A group of students and faculty from the School of Education is organizing a campus-wide vigil this Sunday, urging Harvard to divest from companies that make nuclear weapons.
The candlelight vigil, planned by the Harvard Educators for Social Responsibility (HESR), will take place in front of the Faculty Club, where some Harvard Corporation members will be staying before a Monday meeting, organizers said. The group will sing lyrics decrying nuclear weapons fitted to the tunes of Christmas carols.
Campus concern over Harvard's nuclear investments--totaling more than $100 million--has intensified recently, and the seven-man governing Corporation is expected to consider the divestiture issue in coming months.
"We want to let the Corporation know that nuclear weapons are a moral issue and it should be decided on moral grounds whether Harvard invests in corporations that make them," Dorothy M. Lewis, a Divinity School administrator and part-time student at the School of Education, said yesterday.
HESR organizer Belle Zen, a first-year doctoral student, added. "I think they [the Corporation members] are waiting for a mes-message from the rest of the University."
The Corporation's chief spokesman on shareholder issues, Cleveland lawyer Hugh Clakins '45, confirmed that he would be in Cambridge Sunday night for a dinner of the Board of Overseers, but he said. "I don't plan to go to any nuclear rally."
The Corporation has postponed taking any action until it receives a report on the controversial topic expected this spring from the Advisory Committee on Shareholder Responsibility (ACSR).
Members of the Ed School group said that they have contacted undergraduates and students at other Harvard graduate schools asking them to attend the rally, slated to begin on the steps of Widener Library at 8 p.m.
They added that they are taking action this month because of the holiday season. "Christmas stands for peace on earth," said student Deborah K. Welsh. "Peace is what the carols are about."

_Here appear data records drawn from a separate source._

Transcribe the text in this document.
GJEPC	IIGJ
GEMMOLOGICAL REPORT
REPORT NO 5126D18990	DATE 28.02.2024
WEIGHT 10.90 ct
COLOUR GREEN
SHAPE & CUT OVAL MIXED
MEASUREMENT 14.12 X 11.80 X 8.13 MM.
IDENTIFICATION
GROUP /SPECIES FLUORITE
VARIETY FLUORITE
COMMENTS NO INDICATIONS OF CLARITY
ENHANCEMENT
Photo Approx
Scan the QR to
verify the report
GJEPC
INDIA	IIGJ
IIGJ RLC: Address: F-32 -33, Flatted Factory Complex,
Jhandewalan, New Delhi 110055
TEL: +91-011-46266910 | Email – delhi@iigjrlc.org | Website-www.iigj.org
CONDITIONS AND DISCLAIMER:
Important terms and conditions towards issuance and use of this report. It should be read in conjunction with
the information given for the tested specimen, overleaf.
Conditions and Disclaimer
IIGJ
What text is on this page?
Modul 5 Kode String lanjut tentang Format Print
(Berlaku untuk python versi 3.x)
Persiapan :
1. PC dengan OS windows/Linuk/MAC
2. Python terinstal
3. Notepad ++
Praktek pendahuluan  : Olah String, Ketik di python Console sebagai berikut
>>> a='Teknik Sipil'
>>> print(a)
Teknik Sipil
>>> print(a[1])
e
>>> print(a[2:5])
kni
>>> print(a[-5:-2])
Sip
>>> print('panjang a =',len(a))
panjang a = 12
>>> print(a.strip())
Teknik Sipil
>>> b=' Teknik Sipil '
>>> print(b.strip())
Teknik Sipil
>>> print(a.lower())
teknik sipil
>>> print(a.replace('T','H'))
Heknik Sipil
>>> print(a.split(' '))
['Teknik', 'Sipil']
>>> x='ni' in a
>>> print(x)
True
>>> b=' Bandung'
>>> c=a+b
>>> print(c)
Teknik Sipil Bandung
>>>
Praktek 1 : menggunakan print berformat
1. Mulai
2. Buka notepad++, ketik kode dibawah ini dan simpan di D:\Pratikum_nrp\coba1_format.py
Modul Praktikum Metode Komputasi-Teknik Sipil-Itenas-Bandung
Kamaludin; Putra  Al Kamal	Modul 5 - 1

The lyrics to the carols the group intends to sing were penned by 44-year-old Ed School student Richard Lourie, who noted that he has produced two albums of original songs for children.
One of his reworkings of a traditional holiday tune it called. "God Rest Ye, Corporation Men," sung to the tune of "Merry Gentlemen."
God rest ve. Corporation men, but not without dismay--
Remember those investments which could blow us all away--
You're using our tuition to prepare for nuclear war--
So divest now, and help us all survive, help us survive--
So divest now, and help us all survive.
ACSR Chairmas, Walter J. Salmon, Roth Professor of Retailing at the Business School, said yesterday that a subcommittee of the 12-member body is drafting a preliminary report on nuclear investments for the entire committee to consider.
The report, he said, would offer two possible approaches the advisory committee could recommend to the Corporation. One would urge support for shareholder resolutions that ask companies to limit or reconsider their work involving nuclear weapons, while the other would urge abstention or opposition to such largely symbolic proposals.